Head of a european badger, Meles meles

Railway maintenance company ProRail has found evidence of badger activity in 500 places near tracks up and down the country over the past two years and is calling for shorter procedures to remove them.

The company is currently investigating 50 places with signs of badger activity, such as droppings, digging and sand mounds, to see if any action is needed to make sure railway services are unaffected.

Badgers de-stabilised tracks in Friesland and Noord-Brabant in 2023 and their removal disrupted services for several days.

ProRail now monitors the situation on behalf of the infrastructure ministry to prevent weeks of disruption.

“We found setts in 40 locations around the tracks in 2023 and hundreds of indications of their presence,” south region chief Dimitri Kruik told broadcaster NOS. “These are two different things, but they do show that the number of setts has multiplied.”

The Netherlands is home to an estimated 7,000 badgers and that number has remained stable, according to ecologist Bert Hesse. “By monitoring the badgers near the tracks ProRail has a good idea of where things might get dangerous and minimise unpleasant surprises for train traffic in time,” he said.

But according to ProRail, the procedures to remove the setts of the protected animals are proving too time-consuming.

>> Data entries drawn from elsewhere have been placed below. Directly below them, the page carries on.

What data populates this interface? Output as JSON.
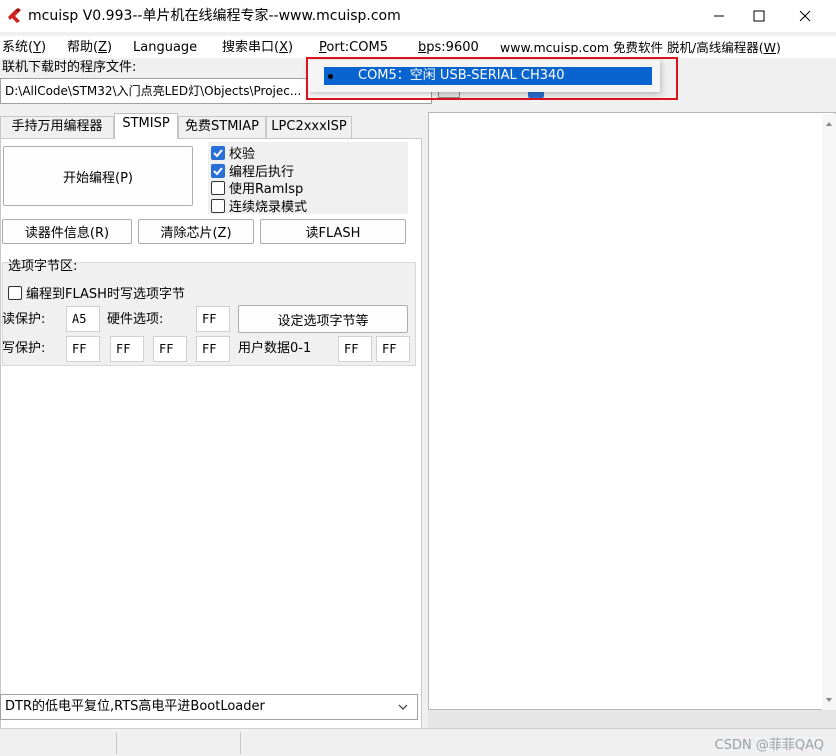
{
  "window": {
    "title": "mcuisp V0.993--单片机在线编程专家--www.mcuisp.com"
  },
  "menu": {
    "items": [
      {
        "label": "系统(",
        "key": "Y",
        "suffix": ")"
      },
      {
        "label": "帮助(",
        "key": "Z",
        "suffix": ")"
      },
      {
        "label": "Language",
        "key": "",
        "suffix": ""
      },
      {
        "label": "搜索串口(",
        "key": "X",
        "suffix": ")"
      },
      {
        "label": "",
        "key": "P",
        "suffix": "ort:COM5"
      },
      {
        "label": "",
        "key": "b",
        "suffix": "ps:9600"
      },
      {
        "label": "www.mcuisp.com 免费软件 脱机/高线编程器(",
        "key": "W",
        "suffix": ")"
      }
    ]
  },
  "port_dropdown": {
    "option": "COM5：空闲 USB-SERIAL CH340"
  },
  "file": {
    "label": "联机下载时的程序文件:",
    "path": "D:\\AllCode\\STM32\\入门点亮LED灯\\Objects\\Projec..."
  },
  "tabs": [
    {
      "label": "手持万用编程器"
    },
    {
      "label": "STMISP"
    },
    {
      "label": "免费STMIAP"
    },
    {
      "label": "LPC2xxxISP"
    }
  ],
  "stmisp": {
    "start_button": "开始编程(P)",
    "options": [
      {
        "label": "校验",
        "checked": true
      },
      {
        "label": "编程后执行",
        "checked": true
      },
      {
        "label": "使用RamIsp",
        "checked": false
      },
      {
        "label": "连续烧录模式",
        "checked": false
      }
    ],
    "read_info_button": "读器件信息(R)",
    "erase_button": "清除芯片(Z)",
    "read_flash_button": "读FLASH",
    "option_bytes": {
      "section_label": "选项字节区:",
      "write_on_flash_label": "编程到FLASH时写选项字节",
      "read_protect_label": "读保护:",
      "read_protect_value": "A5",
      "hw_option_label": "硬件选项:",
      "hw_option_value": "FF",
      "set_button": "设定选项字节等",
      "write_protect_label": "写保护:",
      "write_protect_values": [
        "FF",
        "FF",
        "FF",
        "FF"
      ],
      "user_data_label": "用户数据0-1",
      "user_data_values": [
        "FF",
        "FF"
      ]
    },
    "bootloader_mode": "DTR的低电平复位,RTS高电平进BootLoader"
  },
  "statusbar": {
    "watermark": "CSDN @菲菲QAQ"
  },
  "colors": {
    "accent": "#0a64d0",
    "checkbox": "#2a6fd6",
    "highlight_box": "#d9121e"
  }
}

“If the sett has not been established we can intervene quickly but if the sett has been established we need an exemption to remove the animals and meanwhile the badgers keep digging,” Kruik said. It now takes months to request the exemption which ProRail would like to see brought back to weeks.

Removing the setts is expensive, Kruik said. A 2-kilometre stretch of track in Limburg where three setts have been found cannot be used for 40 days while the work is taking place. The cost of removal will be some €6.5 million on top of €2.5 million for earlier work on the same stretch in 2023.

Preventative measures, such as trying to get the animals to move to an artificial sett and are not always successful. In Esch in Noord-Brabant badgers have now started to dig a sett a few hundred metres from their old home.